Summary of course and the final oral exam

Morten Hjorth-Jensen Email morten.hjorth-jensen@fys.uio.no [1, 2]

[1] Department of Physics and Center of Mathematics for Applications, University of Oslo [2] National Superconducting Cyclotron Laboratory, Michigan State University

Spring 2018

Learning outcomes

Our ideal about knowledge on computational science

Does that match the experiences you have made this semester?

Topics we have covered this year

Introduction to c++ programming and object orientation
How to write scientific reports
Linear algebra and eigenvalue problems. (Lecture notes chapters 6.1-6.5 and 7.1-7.5 and projects 1 and 2).
Ordinary differential equations (Lecture notes chapter 8 and projects 3 and 4 )
Monte Carlo methods in physics (Lecture notes chapters 11, 12 and 13, project 4)

Linear algebra and eigenvalue problems, chapters 6.1-6.5 and 7.1-7.5

How to handle vectors and matrices
Gaussian elimination and LU decomposition (project 1)
How to solve linear equations (project 1)
How to obtain the inverse and the determinant of a real symmetric matrix
Cubic spline
Tridiagonal matrix decomposition (project 1)
Householder's tridiagonalization technique and finding eigenvalues based on this
Jacobi's method for finding eigenvalues (project 2)

Monte Carlo methods in physics (Chapters 11, 12 and 13)

Random walks and Markov chains
Generation of random numbers
Monte Carlo integration
Probability distributions and their properties
Errors in Monte Carlo calculations (statistical errors)
Metropolis algorithm (project 4)
Applications to statistical physics systems (project 4)
Brief excursion into quantum mechanical systems (project 4)

Ordinary differential equations (Chapter 8)

Euler's method and improved Euler's method, truncation errors (projects 3 and 4)
Runge Kutta methods, 2nd and 4th order, truncation errors (projects 3 and 4)
Leap-frog and Verlet algoritm (projects 3 and 4)
How to implement and solve a second-order differential equation, both linear and non-linear.
How to make your equations dimensionless.

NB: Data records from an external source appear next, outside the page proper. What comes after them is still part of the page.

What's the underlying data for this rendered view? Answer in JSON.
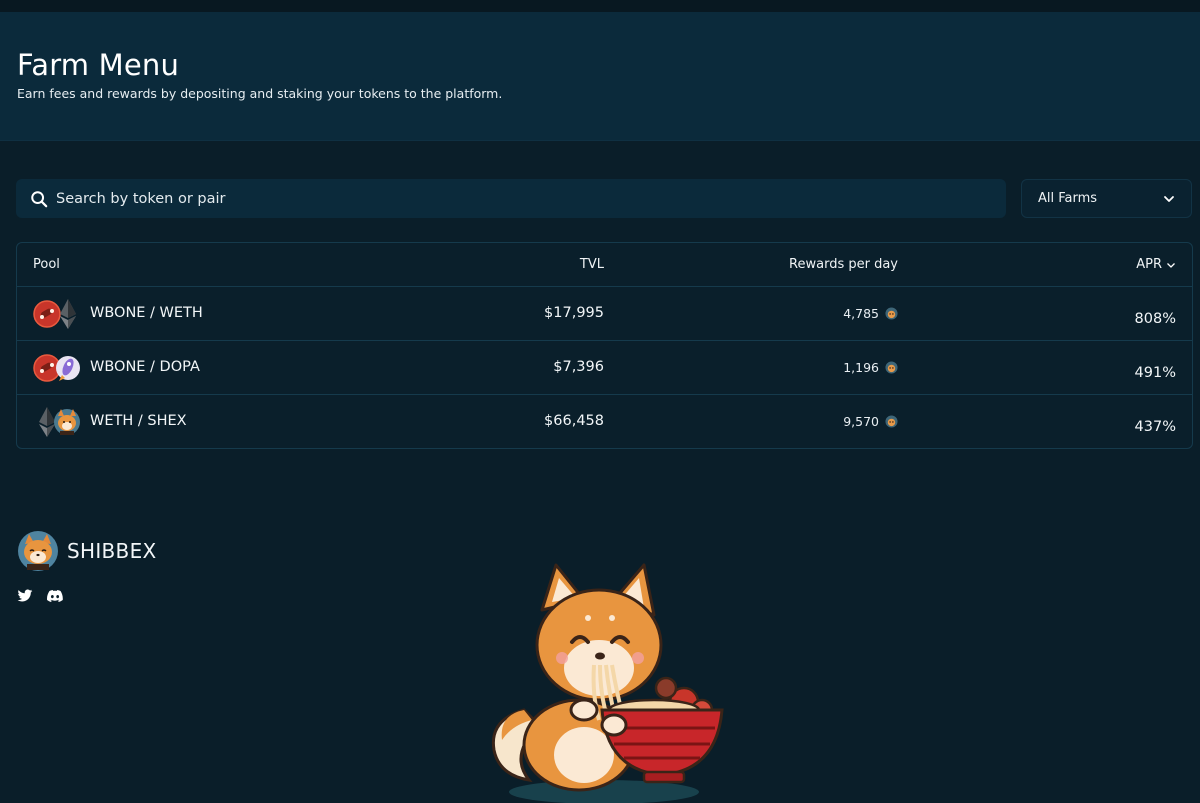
{
  "header": {
    "title": "Farm Menu",
    "subtitle": "Earn fees and rewards by depositing and staking your tokens to the platform."
  },
  "search": {
    "placeholder": "Search by token or pair",
    "value": ""
  },
  "filter": {
    "selected": "All Farms"
  },
  "table": {
    "columns": {
      "pool": "Pool",
      "tvl": "TVL",
      "rewards": "Rewards per day",
      "apr": "APR"
    },
    "rows": [
      {
        "pair": "WBONE / WETH",
        "tvl": "$17,995",
        "rewards": "4,785",
        "apr": "808%",
        "icons": [
          "bone-token-icon",
          "ethereum-icon"
        ]
      },
      {
        "pair": "WBONE / DOPA",
        "tvl": "$7,396",
        "rewards": "1,196",
        "apr": "491%",
        "icons": [
          "bone-token-icon",
          "dopa-rocket-icon"
        ]
      },
      {
        "pair": "WETH / SHEX",
        "tvl": "$66,458",
        "rewards": "9,570",
        "apr": "437%",
        "icons": [
          "ethereum-icon",
          "shibbex-token-icon"
        ]
      }
    ]
  },
  "footer": {
    "brand": "SHIBBEX",
    "socials": [
      "twitter-icon",
      "discord-icon"
    ]
  },
  "colors": {
    "background": "#0a1e29",
    "hero": "#0b2a3b",
    "border": "#153a4c",
    "text": "#f2f6f8",
    "accent_orange": "#f0a24a"
  }
}
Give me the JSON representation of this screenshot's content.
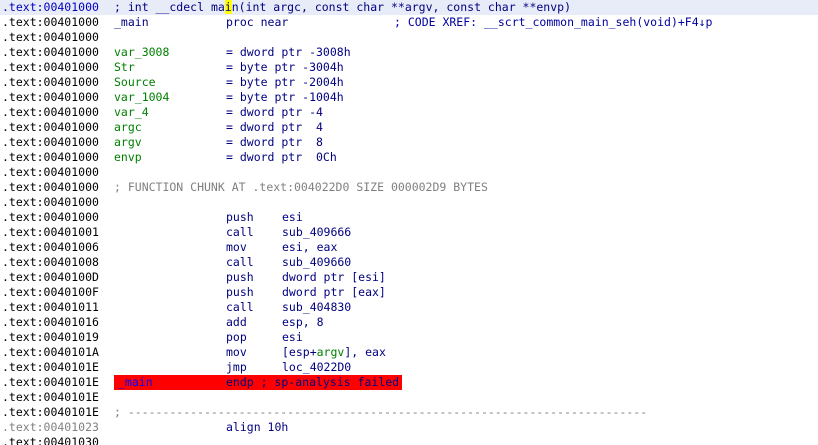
{
  "header": {
    "address": ".text:00401000",
    "prefix": "; int __cdecl ",
    "func_pre": "ma",
    "func_cursor": "i",
    "func_post": "n",
    "signature_rest": "(int argc, const char **argv, const char **envp)"
  },
  "proc": {
    "address": ".text:00401000",
    "label": "_main",
    "mnemonic": "proc near",
    "xref_comment": "; CODE XREF: __scrt_common_main_seh(void)+F4↓p"
  },
  "vars": [
    {
      "address": ".text:00401000",
      "name": "var_3008",
      "def": "= dword ptr -3008h"
    },
    {
      "address": ".text:00401000",
      "name": "Str",
      "def": "= byte ptr -3004h"
    },
    {
      "address": ".text:00401000",
      "name": "Source",
      "def": "= byte ptr -2004h"
    },
    {
      "address": ".text:00401000",
      "name": "var_1004",
      "def": "= byte ptr -1004h"
    },
    {
      "address": ".text:00401000",
      "name": "var_4",
      "def": "= dword ptr -4"
    },
    {
      "address": ".text:00401000",
      "name": "argc",
      "def": "= dword ptr  4"
    },
    {
      "address": ".text:00401000",
      "name": "argv",
      "def": "= dword ptr  8"
    },
    {
      "address": ".text:00401000",
      "name": "envp",
      "def": "= dword ptr  0Ch"
    }
  ],
  "chunk_comment": {
    "address": ".text:00401000",
    "text": "; FUNCTION CHUNK AT .text:004022D0 SIZE 000002D9 BYTES"
  },
  "blank_address": ".text:00401000",
  "instructions": [
    {
      "address": ".text:00401000",
      "mnemonic": "push",
      "operand": "esi"
    },
    {
      "address": ".text:00401001",
      "mnemonic": "call",
      "operand": "sub_409666"
    },
    {
      "address": ".text:00401006",
      "mnemonic": "mov",
      "operand": "esi, eax"
    },
    {
      "address": ".text:00401008",
      "mnemonic": "call",
      "operand": "sub_409660"
    },
    {
      "address": ".text:0040100D",
      "mnemonic": "push",
      "operand": "dword ptr [esi]"
    },
    {
      "address": ".text:0040100F",
      "mnemonic": "push",
      "operand": "dword ptr [eax]"
    },
    {
      "address": ".text:00401011",
      "mnemonic": "call",
      "operand": "sub_404830"
    },
    {
      "address": ".text:00401016",
      "mnemonic": "add",
      "operand": "esp, 8"
    },
    {
      "address": ".text:00401019",
      "mnemonic": "pop",
      "operand": "esi"
    },
    {
      "address": ".text:0040101A",
      "mnemonic": "mov",
      "operand_pre": "[esp+",
      "operand_var": "argv",
      "operand_post": "], eax"
    },
    {
      "address": ".text:0040101E",
      "mnemonic": "jmp",
      "operand": "loc_4022D0"
    }
  ],
  "endp": {
    "address": ".text:0040101E",
    "label": "_main",
    "text": "endp ; sp-analysis failed",
    "error_color": "#ff0000"
  },
  "tail": {
    "blank_address_1": ".text:0040101E",
    "separator_address": ".text:0040101E",
    "separator": "; ---------------------------------------------------------------------------",
    "align_address": ".text:00401023",
    "align_text": "align 10h",
    "last_address": ".text:00401030"
  },
  "colors": {
    "address": "#000000",
    "keyword": "#000080",
    "variable": "#008000",
    "comment": "#808080",
    "highlight": "#ffff00"
  }
}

Partial differential equations, chapter 10, not covered this year

Set up diffusion, Poisson and wave equations up to 2 spatial dimensions and time
Set up the mathematical model and algorithms for these equations, with boundary and initial conditions. The stability conditions for the diffusion equation.
Explicit, implicit and Crank-Nicolson schemes, and how to solve them. Remember that they result in triangular matrices (project 4).
Diffusion equation in two dimensions.

Final presentation

Select the project you liked the most among projects 2-4. Alternatively, if there are other topics of relevance you would like to present, feel free to suggest (send me an email however). Your presentation (bring your own laptop) should include

Introduction with motivation
Give an overview of the theory and numerical algorithms employed
Discuss the implementation of your algorithm and how you verified it and validated it. Discuss for example various tests you made.
Present and discuss your results
Summary, conclusions and perspectives
Anything else you think is important. Useful to have backup slides

In total your talk should have a duration of 20-25 minutes, but longer is also ok. The style for the final presentation follows very much the layout your reports.